Thoughts on Life, Art, Photography, Technology, Teaching and Travel…..
It is interesting to note that soon after the invention of the daguerreotype French history painter Paul Delaroche supposedly declared that PAINTING WAS DEAD! In some ways I suppose it was the beginning of the end for the art of painting – at least as a mode for representing external reality. Photography does this so much better, faster and cheaper. Some artists in the late 1800’s were very intimidated by photography yet some like Delacroix saw it as a new and powerful tool to help them make better paintings.
Some photographers like the Pictorialists tried to make photographs that emulated painting. These photos were soft focus, used genre themes and painterly. One thing is for certain…once photography was accepted in the mainstream of society we see painters (Impressionists especially) breaking away from representationalism and exploring more expressive and abstract realms in their art.

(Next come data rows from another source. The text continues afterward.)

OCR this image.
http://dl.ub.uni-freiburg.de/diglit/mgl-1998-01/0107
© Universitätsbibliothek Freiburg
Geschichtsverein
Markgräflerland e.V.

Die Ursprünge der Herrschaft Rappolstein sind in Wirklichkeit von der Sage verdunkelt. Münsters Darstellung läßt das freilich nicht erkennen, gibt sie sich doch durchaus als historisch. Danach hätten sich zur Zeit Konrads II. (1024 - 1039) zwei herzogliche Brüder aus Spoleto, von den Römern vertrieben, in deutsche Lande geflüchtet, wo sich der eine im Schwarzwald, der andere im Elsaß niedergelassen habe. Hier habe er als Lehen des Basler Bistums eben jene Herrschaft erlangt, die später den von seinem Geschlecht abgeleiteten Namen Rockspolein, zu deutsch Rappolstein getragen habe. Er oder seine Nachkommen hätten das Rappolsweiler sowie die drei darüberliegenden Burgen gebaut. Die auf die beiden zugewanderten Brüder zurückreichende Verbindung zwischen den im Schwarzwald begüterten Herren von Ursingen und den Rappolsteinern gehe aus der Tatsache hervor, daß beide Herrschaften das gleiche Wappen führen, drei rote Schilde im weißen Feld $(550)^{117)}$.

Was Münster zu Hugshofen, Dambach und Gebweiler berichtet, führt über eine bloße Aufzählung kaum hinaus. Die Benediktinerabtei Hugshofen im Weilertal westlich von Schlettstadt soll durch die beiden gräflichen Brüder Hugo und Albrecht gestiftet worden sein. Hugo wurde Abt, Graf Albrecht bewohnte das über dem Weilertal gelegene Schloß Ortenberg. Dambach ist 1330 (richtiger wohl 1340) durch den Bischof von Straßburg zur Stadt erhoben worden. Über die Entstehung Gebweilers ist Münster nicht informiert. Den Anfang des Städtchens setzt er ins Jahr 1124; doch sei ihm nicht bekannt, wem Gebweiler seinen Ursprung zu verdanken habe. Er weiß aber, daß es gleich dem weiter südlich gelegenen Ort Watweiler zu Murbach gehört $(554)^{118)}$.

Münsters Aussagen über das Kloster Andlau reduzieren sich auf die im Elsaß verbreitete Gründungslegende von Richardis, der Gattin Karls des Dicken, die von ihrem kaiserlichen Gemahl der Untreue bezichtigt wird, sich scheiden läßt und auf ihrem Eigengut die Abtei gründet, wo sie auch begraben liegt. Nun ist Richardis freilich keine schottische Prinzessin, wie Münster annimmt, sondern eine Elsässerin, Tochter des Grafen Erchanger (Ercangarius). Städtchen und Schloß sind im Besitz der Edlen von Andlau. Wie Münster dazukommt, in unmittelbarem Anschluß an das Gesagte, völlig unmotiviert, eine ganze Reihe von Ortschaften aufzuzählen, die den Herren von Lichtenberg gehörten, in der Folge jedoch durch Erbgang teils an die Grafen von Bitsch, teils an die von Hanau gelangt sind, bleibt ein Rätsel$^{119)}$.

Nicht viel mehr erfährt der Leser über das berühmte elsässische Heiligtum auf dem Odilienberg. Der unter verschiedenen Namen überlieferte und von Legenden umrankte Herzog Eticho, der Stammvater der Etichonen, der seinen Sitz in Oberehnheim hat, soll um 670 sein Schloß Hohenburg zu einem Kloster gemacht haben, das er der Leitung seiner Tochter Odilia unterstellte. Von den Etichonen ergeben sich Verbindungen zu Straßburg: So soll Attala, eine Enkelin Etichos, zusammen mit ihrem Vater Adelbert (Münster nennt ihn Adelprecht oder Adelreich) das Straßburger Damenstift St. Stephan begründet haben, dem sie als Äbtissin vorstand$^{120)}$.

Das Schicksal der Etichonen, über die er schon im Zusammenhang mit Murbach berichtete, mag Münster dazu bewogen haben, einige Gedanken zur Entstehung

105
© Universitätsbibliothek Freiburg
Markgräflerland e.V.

I find this interesting from….© Robert Leggat, 1999.
"Delaroche is particularly remembered for his much-quoted remark, on seeing the Daguerreotype, that "from today, painting is dead!" Though it makes an interesting story, the author has yet to find any evidence that Delaroche actually said this! He was, in fact, a leading advocate of photography, as the following observations, some of which come from his report to the French government, show:
"Daguerre’s process completely satisfies all the demands of art, carrying essential principles of art to such perfection that it must become a subject of observation and study even to the most accomplished painters."
"The painter will discover in this process an easy means of collecting studies which he could otherwise only have obtained over a long period of time, laboriously and in a much less perfect way, no matter how talented he might be."
There is no doubt that the invention of Photography had a profound effect on the direction of art and the artists themselves.
I see the innovation of digital technology as having had a similar effect to the analog processes over the past 15 years. I can’t even imagine what photography is going to be like in 10 years considering how incredibly fast technology is evolving and impacting the photographic industry.
Analog or traditional film based photography is not dead and may even be enjoying a resurgence among the more fine art photo community however…there is no doubt it will never be a major player in the commercial industry again. At least that’s my opinion.